On May 24 — the final day of this year’s session — the state House voted against extension of the Oklahoma Film Enhancement Rebate Program, which provides incentives for qualifiying film productions that spend money on Oklahoma goods and services.
Before the vote, House Democratic Leader Scott Inman of Del City called the Democrats in for caucus, and their majority, who had supported the bill previously, voted against it.
“It seems like we were collateral damage,” said Jill Simpson, director of the Oklahoma Film & Music Office.
She and other proponents of the program say it has proven its worth in economic development.
“For every dollar the state pays out in rebate, not tax credit, the state’s economy receives $3,” said Simpson. “The rebate is only for taxable items in Oklahoma, which means goods and services procured in-state.”
She added that the rebate has also generated jobs. The five movie productions in the rebate queue for fiscal year 2012, she said, created 1,087 part-time jobs, which translates to the equivalent of 140 full-time jobs. The economic impact for FY 2012 was roughly $66 million, Simpson said, an increase of $55 million since the program began in 2005.
But Inman said the rebate bill was poorly timed this session.
“My opposition is not to the merits of the program,” he said. “I believe the credit can be useful in ensuring we have a vibrant state. However, to extend the credit by an additional $3 million in the same legislative session in which we tell state troopers we can’t find $7.5 million for their pay increase was unconscionable to me.”
Meanwhile, other states are working to bolster similar film production incentives. Less than two weeks after Oklahoma failed to renew the rebate, Texas lawmakers tripled the Lone Star State’s incentive to $95 million over a two-year period.
Local filmmakers warn that the loss of the program would devastate movie production in the state.
“Film is all about having experience. The Oklahoma crew base is just now getting to be competitive,” said Casey Twenter, co-director and co-writer of the metro-lensed The Jogger, which screened this summer at the deadCENTER Film Festival. “We have all the crew we need to make films in Oklahoma, and now those people are going to be faced with tough decisions about leaving their home to do this work elsewhere.”

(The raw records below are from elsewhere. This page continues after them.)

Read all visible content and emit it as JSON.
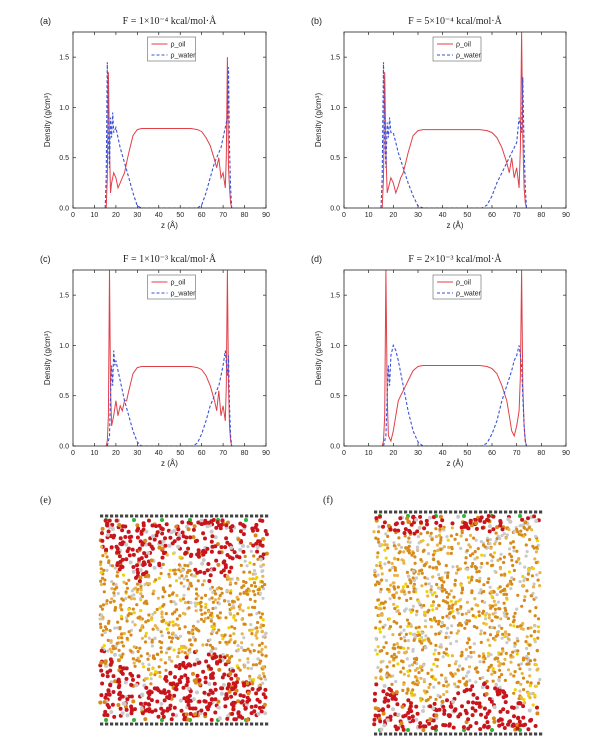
{
  "colors": {
    "oil": "#e0404a",
    "water": "#3a52d8",
    "oil_atom": "#c8151c",
    "chain": "#d78a1a",
    "chain_light": "#e9b54a",
    "hydrogen": "#c9c9c9",
    "yellow_atom": "#f0d400",
    "wall": "#444444",
    "green_atom": "#2fb43a"
  },
  "snapshots": [
    {
      "label": "(e)"
    },
    {
      "label": "(f)"
    }
  ],
  "chart_data": [
    {
      "type": "line",
      "panel_label": "(a)",
      "title": "F = 1×10⁻⁴ kcal/mol·Å",
      "xlabel": "z (Å)",
      "ylabel": "Density (g/cm³)",
      "xlim": [
        0,
        90
      ],
      "ylim": [
        0,
        1.75
      ],
      "xticks": [
        "0",
        "10",
        "20",
        "30",
        "40",
        "50",
        "60",
        "70",
        "80",
        "90"
      ],
      "yticks": [
        "0.0",
        "0.5",
        "1.0",
        "1.5"
      ],
      "legend": "top-center",
      "series": [
        {
          "name": "ρ_oil",
          "style": "solid",
          "x": [
            15.5,
            16,
            16.5,
            17,
            17.5,
            18,
            19,
            20,
            21,
            22,
            23,
            24,
            25,
            26,
            28,
            30,
            32,
            35,
            40,
            45,
            50,
            55,
            58,
            60,
            62,
            64,
            66,
            67,
            68,
            69,
            70,
            71,
            71.5,
            72,
            72.5,
            73,
            73.5,
            74
          ],
          "y": [
            0,
            0.3,
            1.35,
            0.6,
            0.15,
            0.25,
            0.35,
            0.3,
            0.2,
            0.25,
            0.3,
            0.35,
            0.45,
            0.55,
            0.72,
            0.78,
            0.79,
            0.79,
            0.79,
            0.79,
            0.79,
            0.79,
            0.78,
            0.76,
            0.7,
            0.62,
            0.48,
            0.4,
            0.5,
            0.3,
            0.35,
            0.2,
            0.5,
            1.5,
            0.4,
            0.2,
            0.05,
            0
          ]
        },
        {
          "name": "ρ_water",
          "style": "dashed",
          "x": [
            15,
            15.5,
            16,
            16.5,
            17,
            17.5,
            18,
            18.5,
            19,
            20,
            21,
            22,
            24,
            26,
            28,
            30,
            32,
            58,
            60,
            62,
            64,
            66,
            68,
            69,
            70,
            71,
            72,
            72.5,
            73,
            73.5,
            74
          ],
          "y": [
            0,
            0.3,
            1.45,
            0.7,
            0.4,
            0.9,
            0.7,
            0.95,
            0.75,
            0.8,
            0.7,
            0.6,
            0.45,
            0.3,
            0.15,
            0.02,
            0,
            0,
            0.03,
            0.15,
            0.3,
            0.45,
            0.55,
            0.6,
            0.7,
            0.8,
            0.9,
            1.4,
            0.6,
            0.2,
            0
          ]
        }
      ]
    },
    {
      "type": "line",
      "panel_label": "(b)",
      "title": "F = 5×10⁻⁴ kcal/mol·Å",
      "xlabel": "z (Å)",
      "ylabel": "Density (g/cm³)",
      "xlim": [
        0,
        90
      ],
      "ylim": [
        0,
        1.75
      ],
      "xticks": [
        "0",
        "10",
        "20",
        "30",
        "40",
        "50",
        "60",
        "70",
        "80",
        "90"
      ],
      "yticks": [
        "0.0",
        "0.5",
        "1.0",
        "1.5"
      ],
      "legend": "top-center",
      "series": [
        {
          "name": "ρ_oil",
          "style": "solid",
          "x": [
            15.5,
            16,
            16.5,
            17,
            17.5,
            18,
            19,
            20,
            21,
            22,
            23,
            24,
            25,
            26,
            28,
            30,
            32,
            35,
            40,
            45,
            50,
            55,
            58,
            60,
            62,
            64,
            66,
            67,
            68,
            69,
            70,
            71,
            71.5,
            72,
            72.5,
            73,
            73.5,
            74
          ],
          "y": [
            0,
            0.3,
            1.35,
            0.55,
            0.15,
            0.2,
            0.3,
            0.25,
            0.15,
            0.22,
            0.3,
            0.35,
            0.45,
            0.55,
            0.72,
            0.77,
            0.78,
            0.78,
            0.78,
            0.78,
            0.78,
            0.78,
            0.77,
            0.75,
            0.7,
            0.6,
            0.45,
            0.35,
            0.5,
            0.3,
            0.4,
            0.2,
            0.6,
            1.75,
            0.7,
            0.2,
            0.05,
            0
          ]
        },
        {
          "name": "ρ_water",
          "style": "dashed",
          "x": [
            15,
            15.5,
            16,
            16.5,
            17,
            17.5,
            18,
            18.5,
            19,
            20,
            21,
            22,
            24,
            26,
            28,
            30,
            32,
            56,
            58,
            60,
            62,
            64,
            66,
            68,
            69,
            70,
            71,
            72,
            72.5,
            73,
            73.5,
            74
          ],
          "y": [
            0,
            0.3,
            1.45,
            0.7,
            0.4,
            0.85,
            0.7,
            0.9,
            0.75,
            0.75,
            0.65,
            0.55,
            0.4,
            0.25,
            0.12,
            0.02,
            0,
            0,
            0.03,
            0.12,
            0.25,
            0.35,
            0.45,
            0.55,
            0.6,
            0.65,
            0.9,
            0.75,
            1.3,
            0.6,
            0.2,
            0
          ]
        }
      ]
    },
    {
      "type": "line",
      "panel_label": "(c)",
      "title": "F = 1×10⁻³ kcal/mol·Å",
      "xlabel": "z (Å)",
      "ylabel": "Density (g/cm³)",
      "xlim": [
        0,
        90
      ],
      "ylim": [
        0,
        1.75
      ],
      "xticks": [
        "0",
        "10",
        "20",
        "30",
        "40",
        "50",
        "60",
        "70",
        "80",
        "90"
      ],
      "yticks": [
        "0.0",
        "0.5",
        "1.0",
        "1.5"
      ],
      "legend": "top-center",
      "series": [
        {
          "name": "ρ_oil",
          "style": "solid",
          "x": [
            15.5,
            16,
            16.5,
            17,
            17.5,
            18,
            19,
            20,
            21,
            22,
            23,
            24,
            25,
            26,
            28,
            30,
            32,
            35,
            40,
            45,
            50,
            55,
            58,
            60,
            62,
            64,
            66,
            67,
            68,
            69,
            70,
            71,
            71.5,
            72,
            72.5,
            73,
            73.5,
            74
          ],
          "y": [
            0,
            0.05,
            0.3,
            1.75,
            0.6,
            0.2,
            0.3,
            0.45,
            0.3,
            0.4,
            0.35,
            0.45,
            0.45,
            0.55,
            0.72,
            0.78,
            0.79,
            0.79,
            0.79,
            0.79,
            0.79,
            0.79,
            0.78,
            0.76,
            0.7,
            0.6,
            0.45,
            0.35,
            0.55,
            0.3,
            0.4,
            0.25,
            0.6,
            1.75,
            0.6,
            0.2,
            0.05,
            0
          ]
        },
        {
          "name": "ρ_water",
          "style": "dashed",
          "x": [
            16,
            17,
            17.5,
            18,
            18.5,
            19,
            19.5,
            20,
            21,
            22,
            24,
            26,
            28,
            30,
            32,
            56,
            58,
            60,
            62,
            64,
            66,
            68,
            69,
            70,
            71,
            72,
            72.5,
            73,
            73.5,
            74
          ],
          "y": [
            0,
            0.1,
            0.5,
            0.8,
            0.6,
            0.95,
            0.8,
            0.85,
            0.75,
            0.65,
            0.45,
            0.3,
            0.15,
            0.04,
            0,
            0,
            0.03,
            0.12,
            0.25,
            0.4,
            0.5,
            0.6,
            0.7,
            0.8,
            0.95,
            0.7,
            0.9,
            0.4,
            0.1,
            0
          ]
        }
      ]
    },
    {
      "type": "line",
      "panel_label": "(d)",
      "title": "F = 2×10⁻³ kcal/mol·Å",
      "xlabel": "z (Å)",
      "ylabel": "Density (g/cm³)",
      "xlim": [
        0,
        90
      ],
      "ylim": [
        0,
        1.75
      ],
      "xticks": [
        "0",
        "10",
        "20",
        "30",
        "40",
        "50",
        "60",
        "70",
        "80",
        "90"
      ],
      "yticks": [
        "0.0",
        "0.5",
        "1.0",
        "1.5"
      ],
      "legend": "top-center",
      "series": [
        {
          "name": "ρ_oil",
          "style": "solid",
          "x": [
            15.5,
            16,
            16.5,
            17,
            17.5,
            18,
            19,
            20,
            21,
            22,
            23,
            24,
            25,
            26,
            28,
            30,
            32,
            35,
            40,
            45,
            50,
            55,
            58,
            60,
            62,
            64,
            66,
            67,
            68,
            69,
            70,
            71,
            71.5,
            72,
            72.5,
            73,
            73.5,
            74
          ],
          "y": [
            0,
            0.05,
            0.3,
            1.75,
            0.5,
            0.1,
            0.05,
            0.15,
            0.3,
            0.45,
            0.5,
            0.55,
            0.6,
            0.65,
            0.75,
            0.79,
            0.8,
            0.8,
            0.8,
            0.8,
            0.8,
            0.8,
            0.79,
            0.77,
            0.72,
            0.6,
            0.45,
            0.3,
            0.15,
            0.1,
            0.2,
            0.35,
            0.7,
            1.75,
            0.6,
            0.2,
            0.05,
            0
          ]
        },
        {
          "name": "ρ_water",
          "style": "dashed",
          "x": [
            16,
            17,
            17.5,
            18,
            18.5,
            19,
            19.5,
            20,
            21,
            22,
            24,
            26,
            28,
            30,
            32,
            56,
            58,
            60,
            62,
            64,
            66,
            68,
            69,
            70,
            71,
            72,
            72.5,
            73,
            73.5,
            74
          ],
          "y": [
            0,
            0.1,
            0.5,
            0.8,
            0.6,
            0.9,
            0.95,
            1.0,
            0.95,
            0.85,
            0.6,
            0.35,
            0.15,
            0.04,
            0,
            0,
            0.03,
            0.12,
            0.25,
            0.45,
            0.6,
            0.75,
            0.85,
            0.9,
            1.0,
            0.8,
            0.5,
            0.2,
            0.05,
            0
          ]
        }
      ]
    }
  ]
}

Twenter and his collaborator, Jeff Robison, wrote the screenplay for Rudderless, which recently wrapped up shooting in the metro. Starring Billy Crudup and Selena Gomez and marking the directorial debut of actor William H. Macy, the production qualified for the rebate.
“We’ve made a few films and hope to continue,” Twenter said. “The lack of rebates will make that hard, and we could start looking to the rebate programs in other states, but we’re hoping next February the politicians will make a more informed decision.”
The rebate program doesn’t sunset until July 2014, and there are still two films left in the rebate queue. Officials of the state Tourism and Recreation Department, which houses the Oklahoma Film & Music office, say they are ready to fight for the rebate next legislative session.
“This industry diversifies Oklahoma’s economy,” said Simpson. “Being a jobs creator and not putting all of our eggs in one basket? That’s a wise goal for any state.”